Os ministros do Planejamento, Miriam Belchior, do Desenvolvimento Social, Tereza Campelo, da Educacão, Henrique Paim, durante coletiva sobre os dados do Pnad, divulgada pelo IBGE(Fabio Rodrigues Pozzebom /Agência Brasil)

Os ministros do Planejamento, Miriam Belchior, do Desenvolvimento Social, Tereza Campelo, da Educacão, Henrique Paim, durante coletiva sobre a correção dos dados da PnadFabio Rodrigues Pozzebom /Agência Brasil

 

A ministra do Planejamento, Miriam Belchior, disse hoje (20) que o governo irá esperar a conclusão do trabalho da comissão de sindicância, que irá apurar o erro do Instituto Brasileiro de Geografia e Estatística (IBGE) na Pesquisa Nacional por Amostra de Domicílios (Pnad) 2013, para tomar providências sobre possíveis afastamentos de responsáveis do órgão.

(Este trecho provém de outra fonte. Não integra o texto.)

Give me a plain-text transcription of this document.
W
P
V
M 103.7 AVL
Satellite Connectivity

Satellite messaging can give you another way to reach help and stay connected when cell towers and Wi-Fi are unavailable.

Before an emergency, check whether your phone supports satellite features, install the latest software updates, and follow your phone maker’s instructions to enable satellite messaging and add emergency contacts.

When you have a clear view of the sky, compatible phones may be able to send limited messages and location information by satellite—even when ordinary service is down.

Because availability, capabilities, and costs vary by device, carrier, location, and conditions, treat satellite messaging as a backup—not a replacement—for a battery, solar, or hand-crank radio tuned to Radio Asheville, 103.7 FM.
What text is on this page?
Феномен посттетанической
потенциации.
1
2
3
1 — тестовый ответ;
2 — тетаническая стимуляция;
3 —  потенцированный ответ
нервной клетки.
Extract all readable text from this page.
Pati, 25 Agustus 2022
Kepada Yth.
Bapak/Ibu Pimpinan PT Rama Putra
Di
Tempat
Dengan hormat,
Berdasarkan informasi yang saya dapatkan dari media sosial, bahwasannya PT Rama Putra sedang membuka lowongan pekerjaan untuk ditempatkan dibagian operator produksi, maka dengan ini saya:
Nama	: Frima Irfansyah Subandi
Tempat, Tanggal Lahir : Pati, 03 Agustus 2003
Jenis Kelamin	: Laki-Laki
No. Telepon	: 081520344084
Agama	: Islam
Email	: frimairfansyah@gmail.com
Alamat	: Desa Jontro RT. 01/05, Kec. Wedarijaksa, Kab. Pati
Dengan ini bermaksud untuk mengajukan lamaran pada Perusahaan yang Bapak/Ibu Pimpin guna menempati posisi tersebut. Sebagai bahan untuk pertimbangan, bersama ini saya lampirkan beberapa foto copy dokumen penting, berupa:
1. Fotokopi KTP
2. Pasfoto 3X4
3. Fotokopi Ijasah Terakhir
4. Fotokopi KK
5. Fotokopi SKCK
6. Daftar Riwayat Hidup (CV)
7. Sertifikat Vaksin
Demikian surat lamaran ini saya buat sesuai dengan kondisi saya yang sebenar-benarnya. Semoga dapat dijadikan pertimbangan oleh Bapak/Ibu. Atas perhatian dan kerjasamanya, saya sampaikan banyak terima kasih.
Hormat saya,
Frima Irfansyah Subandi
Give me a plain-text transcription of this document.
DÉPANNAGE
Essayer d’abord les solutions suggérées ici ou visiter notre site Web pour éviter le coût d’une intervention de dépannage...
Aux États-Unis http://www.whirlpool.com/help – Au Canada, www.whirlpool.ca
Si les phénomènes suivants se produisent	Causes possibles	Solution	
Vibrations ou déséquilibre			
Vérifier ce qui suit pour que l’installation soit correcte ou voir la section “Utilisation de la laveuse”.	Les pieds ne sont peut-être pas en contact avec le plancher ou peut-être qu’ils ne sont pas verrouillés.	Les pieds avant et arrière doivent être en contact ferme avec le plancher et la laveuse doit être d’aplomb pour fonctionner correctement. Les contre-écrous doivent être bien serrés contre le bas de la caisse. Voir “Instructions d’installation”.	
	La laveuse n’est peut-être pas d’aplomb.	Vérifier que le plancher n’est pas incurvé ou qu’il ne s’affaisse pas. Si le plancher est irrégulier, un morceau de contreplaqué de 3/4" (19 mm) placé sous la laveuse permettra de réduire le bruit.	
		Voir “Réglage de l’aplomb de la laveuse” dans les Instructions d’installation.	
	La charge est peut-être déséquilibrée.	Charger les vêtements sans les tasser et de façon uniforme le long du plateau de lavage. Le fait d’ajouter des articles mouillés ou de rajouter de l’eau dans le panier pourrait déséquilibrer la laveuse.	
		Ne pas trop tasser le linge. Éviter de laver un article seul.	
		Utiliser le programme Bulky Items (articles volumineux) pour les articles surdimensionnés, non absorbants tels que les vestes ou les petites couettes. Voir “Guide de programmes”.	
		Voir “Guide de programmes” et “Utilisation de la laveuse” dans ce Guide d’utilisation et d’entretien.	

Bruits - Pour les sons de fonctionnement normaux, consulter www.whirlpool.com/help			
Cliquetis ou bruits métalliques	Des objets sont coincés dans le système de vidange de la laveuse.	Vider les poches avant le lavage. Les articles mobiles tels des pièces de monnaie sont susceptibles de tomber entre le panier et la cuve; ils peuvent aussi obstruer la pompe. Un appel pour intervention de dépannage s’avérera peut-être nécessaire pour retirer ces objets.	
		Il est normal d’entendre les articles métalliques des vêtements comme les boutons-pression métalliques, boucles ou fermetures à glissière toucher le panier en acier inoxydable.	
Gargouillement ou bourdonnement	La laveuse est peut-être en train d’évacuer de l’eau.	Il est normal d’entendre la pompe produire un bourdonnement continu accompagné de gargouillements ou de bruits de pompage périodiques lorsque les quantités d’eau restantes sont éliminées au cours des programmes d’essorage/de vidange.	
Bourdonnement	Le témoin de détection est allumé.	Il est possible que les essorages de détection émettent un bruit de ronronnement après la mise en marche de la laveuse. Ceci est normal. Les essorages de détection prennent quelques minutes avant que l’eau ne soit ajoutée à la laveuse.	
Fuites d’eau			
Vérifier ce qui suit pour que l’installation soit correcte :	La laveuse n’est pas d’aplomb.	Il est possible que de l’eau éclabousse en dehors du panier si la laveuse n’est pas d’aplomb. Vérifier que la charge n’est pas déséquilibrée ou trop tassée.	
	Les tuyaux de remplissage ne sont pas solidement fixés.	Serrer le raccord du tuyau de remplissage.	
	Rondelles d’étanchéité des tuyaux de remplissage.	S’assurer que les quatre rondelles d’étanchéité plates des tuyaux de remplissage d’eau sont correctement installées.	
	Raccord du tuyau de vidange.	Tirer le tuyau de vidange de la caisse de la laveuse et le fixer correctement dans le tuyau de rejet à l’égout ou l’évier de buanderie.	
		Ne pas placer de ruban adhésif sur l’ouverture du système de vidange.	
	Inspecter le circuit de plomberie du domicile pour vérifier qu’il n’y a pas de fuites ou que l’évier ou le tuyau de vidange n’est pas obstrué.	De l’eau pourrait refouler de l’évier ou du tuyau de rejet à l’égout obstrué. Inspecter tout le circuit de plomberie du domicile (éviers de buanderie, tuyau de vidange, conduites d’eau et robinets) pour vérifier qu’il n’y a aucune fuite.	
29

A comissão terá 30 dias para analisar os fatos e a responsabilidade funcional e será formada por integrantes da Casa Civil, dos ministérios do Planejamento e da Justiça e da Controladoria-Geral da União (CGU).

Segundo a ministra, o governo “ficou chocado com o erro”, considerado gravíssimo. Além da comissão de sindicância, um grupo de especialistas independentes irá avaliar a consistência da Pnad de 2013, para ver se há algum outro problema no estudo. Os nomes devem ser divulgados na próxima terça-feira (23).